У ворот Северина - страница 8
— У меня, товарищ Валер, не было заданий. Связной меня посылал в разные места, назначал разные встречи, и это все. Мне ничего не поручали. Правда, ничего… — Он пожал острыми плечами, вытер рукавом нос, глядя прямо в глаза Валериу, немного опасливо, но с большим почтением.
У Максима родителей не было. Отец, портовый грузчик, погиб на фронте, мать, работавшая прачкой, погибла при первом же налете англо-американской авиации на город. Оставшись сиротой, он жил на подаяния соседей, пока знакомый пекарь не взял его учеником в булочную «Братья Графф».
— Так, говоришь, ничего не поручали, Штефан?
— Не поручали, товарищ Валер.
— Ну, не совсем так, — возразил Валериу и улыбнулся, глядя с братской нежностью на маленького сироту, которого приметил сразу же, как только тот вступил в организацию. — Эти встречи тоже имеют свой смысл. Товарищи проверяли твою пунктуальность, серьезность, с которой ты относился к тому, чтобы прийти точно в назначенное время на указанное тебе место, ведь в конечном счете и это входит в задачу организации. Понимаешь?
— Понимаю, товарищ Валер…
— Потом тебе поручат и другие задания. И ты станешь их выполнять с такой же добросовестностью, с какой приходил на встречи. Только будь начеку, не допусти оплошности, а то бывает, она оборачивается бедой…
— Все будет в порядке, товарищ Валер.
— Ладно, садись, Штефан, — закончил разговор с ним Валериу. — Теперь, товарищи, я объясню, что нам предстоит. Ничего не записывайте. Значит, так: как можно быстрее и осторожнее распространить пять пакетов листовок, которые мы получим от нашего товарища из партийной организации…
В этот момент остервенело залаяла собака, заскрежетала по натянутой проволоке железная цепь.
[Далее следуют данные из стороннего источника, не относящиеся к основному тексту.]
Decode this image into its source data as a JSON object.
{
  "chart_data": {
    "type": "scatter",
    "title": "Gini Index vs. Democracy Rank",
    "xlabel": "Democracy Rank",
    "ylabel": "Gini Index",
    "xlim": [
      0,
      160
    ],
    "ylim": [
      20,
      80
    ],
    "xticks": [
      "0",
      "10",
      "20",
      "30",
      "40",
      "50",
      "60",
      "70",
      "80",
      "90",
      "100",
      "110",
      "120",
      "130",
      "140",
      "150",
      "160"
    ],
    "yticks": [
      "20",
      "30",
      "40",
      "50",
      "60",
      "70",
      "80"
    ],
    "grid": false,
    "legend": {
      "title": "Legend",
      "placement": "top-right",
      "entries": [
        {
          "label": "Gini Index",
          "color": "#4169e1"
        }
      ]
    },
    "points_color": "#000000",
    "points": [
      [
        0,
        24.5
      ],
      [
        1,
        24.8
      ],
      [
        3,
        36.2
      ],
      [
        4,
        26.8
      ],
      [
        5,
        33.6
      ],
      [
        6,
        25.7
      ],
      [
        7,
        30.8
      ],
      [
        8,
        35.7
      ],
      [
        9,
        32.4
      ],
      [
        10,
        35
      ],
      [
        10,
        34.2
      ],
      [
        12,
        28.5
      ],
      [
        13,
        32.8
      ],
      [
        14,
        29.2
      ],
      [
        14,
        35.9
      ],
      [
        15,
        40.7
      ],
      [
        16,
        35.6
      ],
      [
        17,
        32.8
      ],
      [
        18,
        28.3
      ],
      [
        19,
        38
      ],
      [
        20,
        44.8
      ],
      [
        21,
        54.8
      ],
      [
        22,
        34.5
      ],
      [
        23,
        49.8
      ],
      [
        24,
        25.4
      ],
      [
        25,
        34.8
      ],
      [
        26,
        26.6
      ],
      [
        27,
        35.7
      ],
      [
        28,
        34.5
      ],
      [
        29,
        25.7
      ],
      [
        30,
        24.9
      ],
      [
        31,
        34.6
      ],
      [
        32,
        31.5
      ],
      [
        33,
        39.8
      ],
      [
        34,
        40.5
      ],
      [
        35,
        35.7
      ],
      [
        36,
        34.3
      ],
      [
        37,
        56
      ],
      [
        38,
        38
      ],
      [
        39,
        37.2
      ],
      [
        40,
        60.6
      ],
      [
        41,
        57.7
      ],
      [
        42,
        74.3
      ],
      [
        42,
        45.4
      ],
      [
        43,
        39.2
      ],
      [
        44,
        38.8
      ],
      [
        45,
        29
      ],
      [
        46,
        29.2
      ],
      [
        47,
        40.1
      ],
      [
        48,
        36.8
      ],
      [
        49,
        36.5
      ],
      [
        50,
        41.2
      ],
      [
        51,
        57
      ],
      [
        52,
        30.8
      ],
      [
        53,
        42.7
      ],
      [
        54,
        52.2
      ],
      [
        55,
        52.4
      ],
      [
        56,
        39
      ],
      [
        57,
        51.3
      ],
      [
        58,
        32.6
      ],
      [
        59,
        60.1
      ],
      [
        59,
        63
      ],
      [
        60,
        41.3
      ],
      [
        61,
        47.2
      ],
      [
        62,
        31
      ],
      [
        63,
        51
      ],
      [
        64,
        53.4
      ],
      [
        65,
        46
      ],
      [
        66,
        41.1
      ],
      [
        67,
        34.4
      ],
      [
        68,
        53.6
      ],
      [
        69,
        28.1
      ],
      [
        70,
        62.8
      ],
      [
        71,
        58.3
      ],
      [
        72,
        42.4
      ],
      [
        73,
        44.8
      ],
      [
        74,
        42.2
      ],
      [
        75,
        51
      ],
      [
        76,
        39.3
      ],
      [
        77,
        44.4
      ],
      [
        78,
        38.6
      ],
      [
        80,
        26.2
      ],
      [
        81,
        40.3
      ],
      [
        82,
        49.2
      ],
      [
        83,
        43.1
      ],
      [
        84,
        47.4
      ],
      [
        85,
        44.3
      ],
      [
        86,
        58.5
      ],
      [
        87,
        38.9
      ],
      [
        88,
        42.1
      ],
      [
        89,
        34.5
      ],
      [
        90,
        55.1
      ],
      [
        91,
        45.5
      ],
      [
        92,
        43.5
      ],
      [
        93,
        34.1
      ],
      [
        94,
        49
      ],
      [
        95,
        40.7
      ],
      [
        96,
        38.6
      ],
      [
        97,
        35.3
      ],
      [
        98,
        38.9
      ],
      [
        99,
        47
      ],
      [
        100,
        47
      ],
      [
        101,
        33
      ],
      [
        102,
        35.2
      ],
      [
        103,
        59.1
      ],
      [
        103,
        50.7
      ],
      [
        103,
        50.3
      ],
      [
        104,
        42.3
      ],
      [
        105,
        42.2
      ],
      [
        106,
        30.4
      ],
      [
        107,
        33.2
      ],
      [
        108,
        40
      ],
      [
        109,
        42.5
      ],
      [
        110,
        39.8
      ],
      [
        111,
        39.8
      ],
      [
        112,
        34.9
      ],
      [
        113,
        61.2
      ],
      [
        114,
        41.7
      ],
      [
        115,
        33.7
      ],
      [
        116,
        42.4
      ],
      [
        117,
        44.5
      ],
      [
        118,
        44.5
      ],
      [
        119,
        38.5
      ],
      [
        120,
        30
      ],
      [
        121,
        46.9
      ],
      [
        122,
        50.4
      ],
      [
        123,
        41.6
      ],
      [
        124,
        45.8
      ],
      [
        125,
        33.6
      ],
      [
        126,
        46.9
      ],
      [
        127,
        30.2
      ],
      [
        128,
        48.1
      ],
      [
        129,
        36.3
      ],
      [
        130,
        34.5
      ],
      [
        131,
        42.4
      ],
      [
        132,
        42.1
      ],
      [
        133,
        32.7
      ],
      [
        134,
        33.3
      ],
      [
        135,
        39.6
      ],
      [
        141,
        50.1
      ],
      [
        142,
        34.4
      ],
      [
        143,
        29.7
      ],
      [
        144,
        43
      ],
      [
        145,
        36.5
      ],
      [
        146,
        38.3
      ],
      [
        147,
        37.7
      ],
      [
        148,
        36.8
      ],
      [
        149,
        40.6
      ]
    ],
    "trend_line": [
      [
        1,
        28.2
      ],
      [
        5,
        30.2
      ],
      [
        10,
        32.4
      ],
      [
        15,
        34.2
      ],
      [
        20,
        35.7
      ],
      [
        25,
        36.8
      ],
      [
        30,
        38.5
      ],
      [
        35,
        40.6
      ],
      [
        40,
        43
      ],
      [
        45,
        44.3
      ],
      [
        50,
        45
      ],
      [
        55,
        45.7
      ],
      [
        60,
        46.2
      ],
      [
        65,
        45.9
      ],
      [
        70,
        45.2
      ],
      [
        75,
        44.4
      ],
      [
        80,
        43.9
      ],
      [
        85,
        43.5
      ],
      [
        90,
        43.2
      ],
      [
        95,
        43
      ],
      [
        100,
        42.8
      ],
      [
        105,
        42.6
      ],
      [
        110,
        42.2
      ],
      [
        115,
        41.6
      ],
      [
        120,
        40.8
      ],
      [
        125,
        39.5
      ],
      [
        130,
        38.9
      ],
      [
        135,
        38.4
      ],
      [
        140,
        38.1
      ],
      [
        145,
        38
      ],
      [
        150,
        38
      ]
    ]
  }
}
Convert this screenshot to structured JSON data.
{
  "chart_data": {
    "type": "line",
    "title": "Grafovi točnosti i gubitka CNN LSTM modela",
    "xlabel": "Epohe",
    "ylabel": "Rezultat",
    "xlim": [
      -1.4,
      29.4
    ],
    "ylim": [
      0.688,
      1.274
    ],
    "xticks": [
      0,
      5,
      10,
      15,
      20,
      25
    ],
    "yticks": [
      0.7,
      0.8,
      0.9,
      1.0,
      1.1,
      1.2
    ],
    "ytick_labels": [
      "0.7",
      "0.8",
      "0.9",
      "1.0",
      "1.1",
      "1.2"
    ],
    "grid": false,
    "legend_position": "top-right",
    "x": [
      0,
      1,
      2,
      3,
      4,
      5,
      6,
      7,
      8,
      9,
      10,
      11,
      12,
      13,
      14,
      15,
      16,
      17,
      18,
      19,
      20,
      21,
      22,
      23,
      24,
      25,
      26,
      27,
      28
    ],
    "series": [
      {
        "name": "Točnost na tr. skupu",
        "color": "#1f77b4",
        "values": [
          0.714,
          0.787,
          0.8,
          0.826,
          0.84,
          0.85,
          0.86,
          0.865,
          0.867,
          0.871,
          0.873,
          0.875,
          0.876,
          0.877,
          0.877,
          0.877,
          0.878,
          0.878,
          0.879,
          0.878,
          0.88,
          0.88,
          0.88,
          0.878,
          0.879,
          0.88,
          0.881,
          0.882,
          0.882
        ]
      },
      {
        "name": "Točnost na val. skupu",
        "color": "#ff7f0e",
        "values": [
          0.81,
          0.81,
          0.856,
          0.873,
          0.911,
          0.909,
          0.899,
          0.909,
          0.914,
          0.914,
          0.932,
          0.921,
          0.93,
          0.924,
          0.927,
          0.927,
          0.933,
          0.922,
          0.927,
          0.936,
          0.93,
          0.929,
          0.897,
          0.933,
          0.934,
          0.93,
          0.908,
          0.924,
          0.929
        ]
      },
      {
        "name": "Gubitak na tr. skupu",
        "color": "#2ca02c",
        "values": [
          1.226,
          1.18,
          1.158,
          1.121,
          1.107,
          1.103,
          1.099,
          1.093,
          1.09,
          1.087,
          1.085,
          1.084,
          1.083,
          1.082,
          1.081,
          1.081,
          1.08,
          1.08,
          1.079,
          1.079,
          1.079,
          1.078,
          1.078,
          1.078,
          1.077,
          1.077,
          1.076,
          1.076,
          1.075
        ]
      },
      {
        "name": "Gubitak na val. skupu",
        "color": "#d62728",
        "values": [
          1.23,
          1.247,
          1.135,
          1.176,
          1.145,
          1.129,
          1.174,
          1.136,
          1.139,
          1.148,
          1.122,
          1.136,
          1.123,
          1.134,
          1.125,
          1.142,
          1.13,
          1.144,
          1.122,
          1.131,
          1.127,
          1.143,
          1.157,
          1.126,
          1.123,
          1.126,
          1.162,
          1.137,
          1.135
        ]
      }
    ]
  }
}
Валериу замер на полуслове. Ребята испуганно переглянулись. Дана почувствовала, как сердце забилось сильно-сильно, готовое вот-вот выпрыгнуть из груди. Она сжала руку Лилианы, а та, дрожа как в лихорадке, инстинктивно закрыла лицо руками, чтобы не видеть, не слышать, не знать ничего, что неминуемо здесь случится. Им впервые приходилось переживать такую страшную минуту. До этого никто и никогда не обнаруживал места их встреч, не нарушал мирного хода собраний, все проходило гладко, будто и не надо было опасаться полиции. И вдруг…
— Бежим! — сказал Павел и поспешно надел сандалию. — Через минуту только нас и видели!
Словно по команде, они повскакали с мест. И снова, затаив дыхание, застыли безмолвно, как изваяния. Непонятно было, что делать. Они растерялись. Танца начала тяжело вздыхать, вытирая тыльной стороной ладони катившуюся по щеке слезу. Увидев это, Максим рванулся к ней, схватил за руку, повернул к себе лицом:
— Малышка, да что с тобой? Ну нее, перестань!.. Товарищ Валер, — обратился он к секретарю, который стоял перед ними напряженный и суровый, — посмотри, как плачет эта малявка, можно подумать, у нее умерла родная мама…
— Тсс, оставь ее в покое!
Валериу обогнул стол и подошел к окну. Осторожно слегка отдернул занавеску и внимательно осмотрел двор. Никого не было видно в этот знойный полуденный час. У забора торчала прогнившая, покосившаяся собачья будка, перед ней была накидана куча соломы; чуть подальше — перевернутый стул, без ножки, с разбитой спинкой, таз с отлетевшей эмалью; около шелковичного дерева крутилась стайка цыплят, они клевали тутовые ягоды вслед за наседкой, которая важно вышагивала, высоко держа голову, останавливаясь только, чтобы проверить, здесь ли ее птенцы. Собака вернулась от ворот, успокоенная, с опущенным хвостом, таща за собой длинную ржавую цепь, улеглась на соломе перед будкой, мордой на передние лапы, и застыла. Полежав какое-то время, она неожиданно подняла голову, потом встала и снова залаяла в сторону улицы. Сквозь этот лай донесся звук губной гармошки.
Валериу поднял руку, что означало — тихо, ни слова; все снова напряглись в ожидании неведомого.
— Слышите, гармошка! — сказал он тихо и кивнул в сторону окна.
— Это Лика, — прошептал Аурел и подошел к окошку. — Значит, нам надо…
— …бежать! — взволнованно продолжил Ромикэ. — Павел прав…
— Тсс! Спокойно, товарищи! Кажется, слышны голоса.